• House Passes Legislation That Would Require Reporting of Incentive-Based Compensation Arrangements and Could Lead to Restrictions on Compensation for Certain Investment Advisers
  • August 17, 2009 | Authors: Richard A. Goldman; Stephen C. Tirrell; Alisha D. Telci
  • Law Firm: Bingham McCutchen LLP - Boston Office
  • On July 31, 2009, the House of Representatives passed “say-on-pay” legislation that includes provisions requiring “appropriate Federal regulators”1 to prescribe regulations to require certain financial institutions, including investment advisers to hedge funds and private equity funds with assets of at least $1 billion, to report incentive-based compensation arrangements. Certain provisions were also included in the House legislation that could enable the Federal government to place caps or other restrictions on compensation received by financial institutions, including investment advisers.

    According to Financial Services Committee Chairman Barney Frank, the Corporate and Financial Institution Compensation Fairness Act of 2009 “responds to the broad consensus among economic analysts and regulators that flawed compensation systems have provided excessive risk which has contributed to the recent systemic problems in the financial marketplace.” The primary focus of the bill is the say-on-pay provisions that would provide shareholders with an advisory vote concerning compensation for executives of public companies.

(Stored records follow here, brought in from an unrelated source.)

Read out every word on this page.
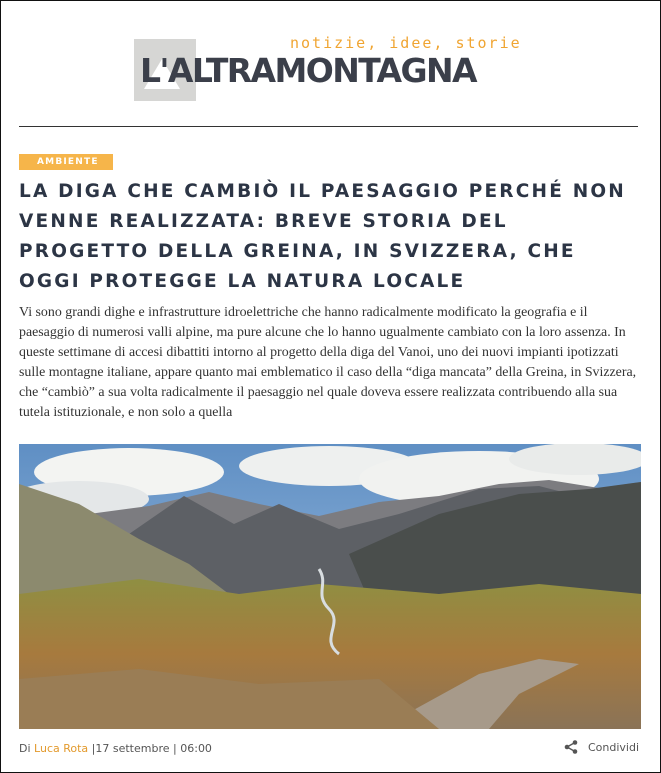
notizie, idee, storie
L'ALTRAMONTAGNA
AMBIENTE
LA DIGA CHE CAMBIÒ IL PAESAGGIO PERCHÉ NON VENNE REALIZZATA: BREVE STORIA DEL PROGETTO DELLA GREINA, IN SVIZZERA, CHE OGGI PROTEGGE LA NATURA LOCALE

Vi sono grandi dighe e infrastrutture idroelettriche che hanno radicalmente modificato la geografia e il paesaggio di numerosi valli alpine, ma pure alcune che lo hanno ugualmente cambiato con la loro assenza. In queste settimane di accesi dibattiti intorno al progetto della diga del Vanoi, uno dei nuovi impianti ipotizzati sulle montagne italiane, appare quanto mai emblematico il caso della “diga mancata” della Greina, in Svizzera, che “cambiò” a sua volta radicalmente il paesaggio nel quale doveva essere realizzata contribuendo alla sua tutela istituzionale, e non solo a quella

Di Luca Rota |17 settembre | 06:00	Condividi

However, the bill also contains requirements concerning incentive-based compensation arrangements for “covered financial institutions” with over $1 billion in assets, including banks, registered broker-dealers, credit unions, investment advisers as defined under the Investment Advisers Act of 1940 (which includes both registered and unregistered advisers), and any other financial institution that the appropriate Federal regulators jointly determine should be treated as a covered financial institution.

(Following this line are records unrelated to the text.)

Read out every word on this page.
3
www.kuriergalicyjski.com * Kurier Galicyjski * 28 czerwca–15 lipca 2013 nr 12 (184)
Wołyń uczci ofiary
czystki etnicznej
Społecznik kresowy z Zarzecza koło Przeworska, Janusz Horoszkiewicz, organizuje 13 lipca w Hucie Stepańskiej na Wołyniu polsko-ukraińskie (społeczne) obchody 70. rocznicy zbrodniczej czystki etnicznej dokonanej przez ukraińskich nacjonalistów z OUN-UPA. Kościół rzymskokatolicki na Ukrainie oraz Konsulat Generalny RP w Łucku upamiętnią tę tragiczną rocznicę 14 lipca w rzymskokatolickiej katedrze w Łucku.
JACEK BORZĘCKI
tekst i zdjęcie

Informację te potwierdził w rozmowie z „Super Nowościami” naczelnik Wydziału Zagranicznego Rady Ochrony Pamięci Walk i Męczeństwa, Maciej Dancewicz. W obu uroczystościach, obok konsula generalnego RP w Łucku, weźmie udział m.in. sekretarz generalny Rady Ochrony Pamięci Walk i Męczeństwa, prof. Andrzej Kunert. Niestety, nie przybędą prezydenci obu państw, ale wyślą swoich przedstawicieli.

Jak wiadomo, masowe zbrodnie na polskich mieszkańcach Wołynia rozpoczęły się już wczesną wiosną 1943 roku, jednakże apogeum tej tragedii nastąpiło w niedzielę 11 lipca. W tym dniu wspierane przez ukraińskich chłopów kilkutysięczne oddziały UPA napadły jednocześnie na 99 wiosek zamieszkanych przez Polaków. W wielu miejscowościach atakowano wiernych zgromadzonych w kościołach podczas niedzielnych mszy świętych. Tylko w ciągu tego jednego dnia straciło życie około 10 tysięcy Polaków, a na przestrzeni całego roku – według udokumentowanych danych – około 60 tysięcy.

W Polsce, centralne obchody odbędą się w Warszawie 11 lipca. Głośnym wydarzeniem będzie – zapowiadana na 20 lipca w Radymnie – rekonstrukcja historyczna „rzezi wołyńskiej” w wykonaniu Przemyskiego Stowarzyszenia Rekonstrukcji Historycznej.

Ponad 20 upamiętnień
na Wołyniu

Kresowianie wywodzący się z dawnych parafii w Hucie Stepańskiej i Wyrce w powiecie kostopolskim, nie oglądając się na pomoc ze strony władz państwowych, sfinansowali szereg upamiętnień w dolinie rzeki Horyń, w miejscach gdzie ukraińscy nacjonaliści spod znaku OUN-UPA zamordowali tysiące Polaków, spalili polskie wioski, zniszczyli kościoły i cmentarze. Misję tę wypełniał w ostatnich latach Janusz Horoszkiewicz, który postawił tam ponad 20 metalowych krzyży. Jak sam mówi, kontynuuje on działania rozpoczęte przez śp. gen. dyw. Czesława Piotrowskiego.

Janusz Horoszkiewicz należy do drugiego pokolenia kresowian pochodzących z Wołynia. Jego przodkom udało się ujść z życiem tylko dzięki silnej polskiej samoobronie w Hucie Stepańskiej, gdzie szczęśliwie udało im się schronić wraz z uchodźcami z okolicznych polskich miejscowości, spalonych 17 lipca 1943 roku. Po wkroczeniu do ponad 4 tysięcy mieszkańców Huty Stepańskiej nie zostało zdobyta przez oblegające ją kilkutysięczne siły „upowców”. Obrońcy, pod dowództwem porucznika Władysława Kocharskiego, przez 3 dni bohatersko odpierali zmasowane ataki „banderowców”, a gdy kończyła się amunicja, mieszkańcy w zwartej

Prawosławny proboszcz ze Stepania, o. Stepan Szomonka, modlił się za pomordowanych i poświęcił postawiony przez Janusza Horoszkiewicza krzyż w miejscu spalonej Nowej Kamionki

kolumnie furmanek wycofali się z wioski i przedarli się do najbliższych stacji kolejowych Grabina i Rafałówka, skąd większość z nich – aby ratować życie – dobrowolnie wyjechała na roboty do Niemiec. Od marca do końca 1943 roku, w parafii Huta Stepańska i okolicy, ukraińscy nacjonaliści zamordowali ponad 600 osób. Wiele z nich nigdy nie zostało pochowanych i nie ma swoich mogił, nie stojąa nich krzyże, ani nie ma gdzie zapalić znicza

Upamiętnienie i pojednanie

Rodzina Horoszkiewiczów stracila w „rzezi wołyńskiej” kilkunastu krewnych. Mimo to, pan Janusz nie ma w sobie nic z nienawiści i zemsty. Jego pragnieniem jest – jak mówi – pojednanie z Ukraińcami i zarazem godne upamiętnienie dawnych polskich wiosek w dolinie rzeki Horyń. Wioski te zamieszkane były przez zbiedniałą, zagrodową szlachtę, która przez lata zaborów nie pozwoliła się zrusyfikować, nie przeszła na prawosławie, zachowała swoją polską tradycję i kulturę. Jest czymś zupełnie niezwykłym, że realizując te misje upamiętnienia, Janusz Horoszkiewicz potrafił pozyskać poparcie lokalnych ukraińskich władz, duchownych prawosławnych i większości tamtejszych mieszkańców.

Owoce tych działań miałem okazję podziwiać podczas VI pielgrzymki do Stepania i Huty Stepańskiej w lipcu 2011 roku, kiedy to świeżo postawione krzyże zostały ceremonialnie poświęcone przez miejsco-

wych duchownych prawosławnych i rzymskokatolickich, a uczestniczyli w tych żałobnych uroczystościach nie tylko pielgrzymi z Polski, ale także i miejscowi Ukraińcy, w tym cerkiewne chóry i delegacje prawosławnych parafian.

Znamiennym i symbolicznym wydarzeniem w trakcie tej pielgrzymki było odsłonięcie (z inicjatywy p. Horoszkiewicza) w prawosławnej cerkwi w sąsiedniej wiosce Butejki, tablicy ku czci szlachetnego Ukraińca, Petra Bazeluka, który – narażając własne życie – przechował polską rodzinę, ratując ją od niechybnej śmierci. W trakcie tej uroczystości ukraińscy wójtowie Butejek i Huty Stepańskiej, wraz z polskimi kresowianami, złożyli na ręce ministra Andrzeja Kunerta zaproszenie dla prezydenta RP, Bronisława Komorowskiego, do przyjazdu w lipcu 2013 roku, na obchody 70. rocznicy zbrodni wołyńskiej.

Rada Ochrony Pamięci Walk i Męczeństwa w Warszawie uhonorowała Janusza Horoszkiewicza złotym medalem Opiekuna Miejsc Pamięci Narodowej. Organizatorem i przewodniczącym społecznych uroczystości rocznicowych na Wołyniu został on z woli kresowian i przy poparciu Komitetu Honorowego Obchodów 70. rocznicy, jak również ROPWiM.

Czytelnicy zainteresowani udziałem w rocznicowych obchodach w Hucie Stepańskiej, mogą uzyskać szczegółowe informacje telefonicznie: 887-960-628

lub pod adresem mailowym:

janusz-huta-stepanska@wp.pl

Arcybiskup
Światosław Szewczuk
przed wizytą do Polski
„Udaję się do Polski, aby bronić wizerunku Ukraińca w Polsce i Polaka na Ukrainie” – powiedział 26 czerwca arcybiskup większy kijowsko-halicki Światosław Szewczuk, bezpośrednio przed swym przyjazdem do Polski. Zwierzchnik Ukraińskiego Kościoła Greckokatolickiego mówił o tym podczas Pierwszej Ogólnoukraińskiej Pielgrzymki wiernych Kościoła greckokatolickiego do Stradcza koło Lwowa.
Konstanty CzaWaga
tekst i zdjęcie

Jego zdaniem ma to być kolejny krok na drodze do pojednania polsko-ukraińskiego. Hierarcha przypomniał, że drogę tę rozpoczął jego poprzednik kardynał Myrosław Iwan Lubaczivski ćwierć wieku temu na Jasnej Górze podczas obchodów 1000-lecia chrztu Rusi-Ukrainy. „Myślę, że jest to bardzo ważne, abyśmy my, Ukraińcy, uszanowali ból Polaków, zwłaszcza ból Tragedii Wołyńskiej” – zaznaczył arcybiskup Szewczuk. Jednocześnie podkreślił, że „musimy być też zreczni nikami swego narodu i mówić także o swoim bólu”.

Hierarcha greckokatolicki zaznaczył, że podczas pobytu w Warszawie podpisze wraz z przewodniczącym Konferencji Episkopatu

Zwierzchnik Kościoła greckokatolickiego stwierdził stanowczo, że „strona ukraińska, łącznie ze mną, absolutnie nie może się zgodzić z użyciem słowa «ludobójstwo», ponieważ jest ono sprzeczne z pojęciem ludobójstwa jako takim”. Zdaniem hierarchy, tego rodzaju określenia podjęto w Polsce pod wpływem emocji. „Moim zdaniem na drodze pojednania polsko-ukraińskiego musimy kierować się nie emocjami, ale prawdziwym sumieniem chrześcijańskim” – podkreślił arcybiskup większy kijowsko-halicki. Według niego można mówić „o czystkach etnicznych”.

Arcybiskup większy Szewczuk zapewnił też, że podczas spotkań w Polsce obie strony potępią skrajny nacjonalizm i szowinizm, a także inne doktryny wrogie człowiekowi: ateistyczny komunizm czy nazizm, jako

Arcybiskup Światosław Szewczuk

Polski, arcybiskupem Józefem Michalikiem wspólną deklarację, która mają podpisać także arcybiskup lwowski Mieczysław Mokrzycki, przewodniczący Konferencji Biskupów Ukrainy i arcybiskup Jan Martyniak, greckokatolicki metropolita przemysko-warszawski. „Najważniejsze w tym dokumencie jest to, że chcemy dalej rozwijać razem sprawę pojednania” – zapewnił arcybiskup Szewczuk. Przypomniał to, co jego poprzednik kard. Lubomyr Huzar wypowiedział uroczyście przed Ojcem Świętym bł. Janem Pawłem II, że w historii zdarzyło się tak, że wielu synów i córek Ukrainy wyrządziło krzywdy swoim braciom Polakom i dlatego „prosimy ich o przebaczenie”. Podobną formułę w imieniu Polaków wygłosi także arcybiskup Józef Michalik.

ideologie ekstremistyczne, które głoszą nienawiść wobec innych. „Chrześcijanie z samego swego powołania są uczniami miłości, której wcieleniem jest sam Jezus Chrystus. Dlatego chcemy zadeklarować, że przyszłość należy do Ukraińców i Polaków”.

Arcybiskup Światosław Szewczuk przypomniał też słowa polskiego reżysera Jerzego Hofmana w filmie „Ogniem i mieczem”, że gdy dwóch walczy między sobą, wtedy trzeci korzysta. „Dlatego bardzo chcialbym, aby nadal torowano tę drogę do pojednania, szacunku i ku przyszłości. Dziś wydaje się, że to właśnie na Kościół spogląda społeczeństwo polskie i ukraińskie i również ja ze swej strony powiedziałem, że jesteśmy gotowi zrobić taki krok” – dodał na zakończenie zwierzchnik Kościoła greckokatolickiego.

    The bill would require the appropriate Federal regulators to jointly prescribe regulations within nine months of the bill’s enactment to require each covered financial institution to disclose to such regulators the structures of all incentive-based compensation arrangements, sufficient to determine whether the compensation structure (i) is aligned with sound risk management; (ii) is structured to account for the time horizon of risks; and (iii) meets other criteria as the appropriate Federal regulators may determine to be appropriate to reduce unreasonable incentives for employees to take undue risks that “could threaten the safety and soundness of covered financial institutions or could have serious adverse effects on economic conditions or financial stability.” Reporting of actual compensation of particular individuals would not be required. The bill would also require federal regulators to jointly prescribe regulations prohibiting any incentive-based arrangement, or any feature of any such arrangement, that the regulators determine to encourage inappropriate risks by covered financial institutions or that could pose the type of systemic risks set out above.

    The bill would also require the GAO to study the data provided by financial institutions to determine if there is a correlation between their compensation structures and excessive risk-taking. The GAO would consider compensation structures used by companies from 2000 to 2008 and compare companies that failed, or nearly failed, but for government assistance, to companies that remained viable throughout the housing and credit market crisis of 2007 and 2008.

    The legislation, while clear in its goal of preventing systemic risk, would leave the specifics of rulemaking and providing any interpretive guidance largely to the joint responsibility of the appropriate Federal regulators. This would leave many details to be determined. For example, although the bill exempts investment advisers who do not have incentive-based compensation arrangements from any disclosure requirements, the types of compensation arrangements that are considered incentive-based will need to be defined. Also, the legislation exempts covered financial institutions “with assets of less than $1,000,000,000.” Although unclear, it would appear that the intention of the bill was to refer to an investment adviser’s assets under management.

    The House bill next heads to the Senate for consideration. The Senate has previously considered say-on-pay legislation for public companies that was co-sponsored by then-Senator Barack Obama, although such legislation did not contain the provisions regarding incentive-based compensation for covered financial institutions. At this time, it is unclear whether these provisions will remain in any say-on-pay legislation that the Senate might pass. We understand that Senate leadership is considering whether to include say-on-pay legislation with other financial services reform proposals or to separately consider it as stand-alone legislation. The majority is hoping to enact a broad and comprehensive reform package by the end of this year, but it remains unclear if an omnibus package, or any piece thereof, will be politically viable in the midst of congressional consideration of other politically charged items, such as health insurance reform, climate change and fiscal year 2010 appropriations.